Published on Nov 26 2015 11:23 AM in General Industry tagged: paris / airline / travel

Boom Holiday Time for Travel Stocks Is Now Looking at Risk

The holiday season is coming, and for Europe’s travel stocks that has meant market-beating returns for seven straight years. It’s shaping up differently in 2015.

Terrorism scares and geopolitical tensions have left travel and leisure shares in the Stoxx Europe 600 Index trailing the broader gauge in November for the first time since 2007. The retreat is threatening a decade-long run in the equity market during which the industry’ best two months of the year came in November and December, data compiled by Bloomberg show.

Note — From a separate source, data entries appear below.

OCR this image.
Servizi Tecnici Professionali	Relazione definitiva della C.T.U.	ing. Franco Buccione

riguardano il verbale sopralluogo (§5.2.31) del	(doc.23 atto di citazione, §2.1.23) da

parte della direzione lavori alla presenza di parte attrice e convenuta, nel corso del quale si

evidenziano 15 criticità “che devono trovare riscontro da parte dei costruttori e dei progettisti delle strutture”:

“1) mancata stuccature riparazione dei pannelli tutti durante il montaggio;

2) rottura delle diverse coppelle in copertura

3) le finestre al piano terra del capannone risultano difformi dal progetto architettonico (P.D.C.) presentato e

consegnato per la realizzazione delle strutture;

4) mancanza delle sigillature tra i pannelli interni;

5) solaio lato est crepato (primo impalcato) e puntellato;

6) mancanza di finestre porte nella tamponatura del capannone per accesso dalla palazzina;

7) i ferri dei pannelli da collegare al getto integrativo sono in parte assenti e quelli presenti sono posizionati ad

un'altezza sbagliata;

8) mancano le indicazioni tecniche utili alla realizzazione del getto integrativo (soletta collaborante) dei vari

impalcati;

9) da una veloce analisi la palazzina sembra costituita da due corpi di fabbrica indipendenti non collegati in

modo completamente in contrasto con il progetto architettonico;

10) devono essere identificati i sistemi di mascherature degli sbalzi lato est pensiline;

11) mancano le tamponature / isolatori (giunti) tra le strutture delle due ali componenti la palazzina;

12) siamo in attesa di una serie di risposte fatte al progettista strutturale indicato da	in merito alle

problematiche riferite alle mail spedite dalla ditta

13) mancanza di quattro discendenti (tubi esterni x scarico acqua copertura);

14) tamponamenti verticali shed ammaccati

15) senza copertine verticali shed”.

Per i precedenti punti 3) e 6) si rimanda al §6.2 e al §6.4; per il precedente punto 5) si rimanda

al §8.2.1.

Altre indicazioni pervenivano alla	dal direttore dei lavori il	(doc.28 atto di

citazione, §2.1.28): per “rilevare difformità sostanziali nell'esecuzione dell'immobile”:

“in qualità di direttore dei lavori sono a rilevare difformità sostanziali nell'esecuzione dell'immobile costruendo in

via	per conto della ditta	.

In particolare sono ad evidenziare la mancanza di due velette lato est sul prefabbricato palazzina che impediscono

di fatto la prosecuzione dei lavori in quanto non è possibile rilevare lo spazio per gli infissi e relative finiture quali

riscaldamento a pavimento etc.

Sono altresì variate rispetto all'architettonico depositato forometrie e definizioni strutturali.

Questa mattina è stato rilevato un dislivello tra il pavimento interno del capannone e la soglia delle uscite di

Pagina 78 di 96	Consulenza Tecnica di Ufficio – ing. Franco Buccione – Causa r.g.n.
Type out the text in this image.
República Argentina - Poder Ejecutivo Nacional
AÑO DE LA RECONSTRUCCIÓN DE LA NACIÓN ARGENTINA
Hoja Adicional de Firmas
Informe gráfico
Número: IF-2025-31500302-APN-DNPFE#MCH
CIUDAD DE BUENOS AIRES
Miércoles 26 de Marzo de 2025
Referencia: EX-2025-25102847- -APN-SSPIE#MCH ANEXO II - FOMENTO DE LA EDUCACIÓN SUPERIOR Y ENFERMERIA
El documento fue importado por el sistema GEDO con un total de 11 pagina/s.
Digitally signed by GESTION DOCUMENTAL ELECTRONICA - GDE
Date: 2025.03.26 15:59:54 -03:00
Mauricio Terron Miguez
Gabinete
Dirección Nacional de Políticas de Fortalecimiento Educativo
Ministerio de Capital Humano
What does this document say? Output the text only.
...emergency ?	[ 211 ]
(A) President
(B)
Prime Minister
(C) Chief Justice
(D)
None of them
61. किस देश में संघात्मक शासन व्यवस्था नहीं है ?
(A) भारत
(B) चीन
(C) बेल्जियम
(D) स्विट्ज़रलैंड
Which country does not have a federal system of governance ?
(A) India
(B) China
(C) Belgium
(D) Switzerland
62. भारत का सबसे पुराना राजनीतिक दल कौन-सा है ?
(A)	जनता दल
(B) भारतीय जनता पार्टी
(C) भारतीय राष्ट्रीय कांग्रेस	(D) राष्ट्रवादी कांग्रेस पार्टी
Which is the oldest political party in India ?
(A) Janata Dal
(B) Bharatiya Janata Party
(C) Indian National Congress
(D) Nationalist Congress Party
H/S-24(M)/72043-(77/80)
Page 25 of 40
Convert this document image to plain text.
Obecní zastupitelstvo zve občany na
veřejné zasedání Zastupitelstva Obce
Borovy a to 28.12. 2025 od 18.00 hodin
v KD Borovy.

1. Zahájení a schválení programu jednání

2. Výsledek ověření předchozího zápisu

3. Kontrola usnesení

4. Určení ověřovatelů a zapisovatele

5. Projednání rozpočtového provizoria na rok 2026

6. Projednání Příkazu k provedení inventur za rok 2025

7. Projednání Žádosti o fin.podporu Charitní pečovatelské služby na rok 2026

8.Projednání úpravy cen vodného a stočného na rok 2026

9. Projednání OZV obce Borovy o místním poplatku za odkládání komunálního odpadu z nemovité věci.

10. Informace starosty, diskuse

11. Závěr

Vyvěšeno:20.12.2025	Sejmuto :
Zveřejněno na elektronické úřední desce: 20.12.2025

Leisure shares led declines in Europe after the terror acts in Paris, an incident that prompted the US to issue a travel alert and that's likely to decrease airline demand, a Bloomberg Intelligence report shows. The stocks had another setback on Tuesday, when they slumped the most in two months after Turkey shot down a Russian warplane.

“There’s normally a lot of European travel around this time of year, but that’s all been ripped apart,” said Anthony Peters, a strategist at Swiss Investment in London. “You’re taking your life in your own hands as an investor in this environment. If we get hit with another one of these, it really will cause disruption.”

The Stoxx 600 Travel & Leisure Index has lost 0.7 per cent this month, while the broader gauge has advanced 1.8 per cent.

Since 2005, the travel measure has outperformed the Stoxx 600 by 2.2 percentage points in November and 1.3 percentage points in December, on average. Last year, the rally was strong enough to spur the industry’s best quarter since 2010. Recent declines have pushed the travel gauge’s valuation to 16.3 times estimated profit, in line with the broader index, after it traded higher for six years.

While terrorism has an immediate impact on markets, declines tend to be short-lived. Tour operator Thomas Cook Group said travel demand is holding up and reported a full-year profit for the first time in five years yesterday.

Even with the year-end jump under threat, leisure shares have rallied 15 per cent this year, beating the Stoxx 600. That’s partly thanks to plunging oil prices, which are lowering costs for airlines.

“Oil is cheap, and that has been extremely beneficial for the airlines and to some extent for airports too because that has enabled the price of air travel to come down a bit,” said Douglas McNeill, a transport analyst at Macquarie Group. “That’s been the big theme that’s driven the whole space.”

For now, the travel stock index is heading for its first monthly drop since August. Daily occupancy rates at hotels in Paris fell in the week following the 13 November attacks, according to preliminary data from the city’s tourism office. French chain Accor was one of the most hurt this month, with its shares tumbling 16 percent. Thomas Cook has lost 11 per cent.

“Geopolitical uncertainty and recent terrorist attacks certainly won’t help the sector in the short term,” said Michael Ingram, a market strategist at BGC Partners in London. “The recent incident in Syria will further undermine confidence in what was already a low-conviction market.”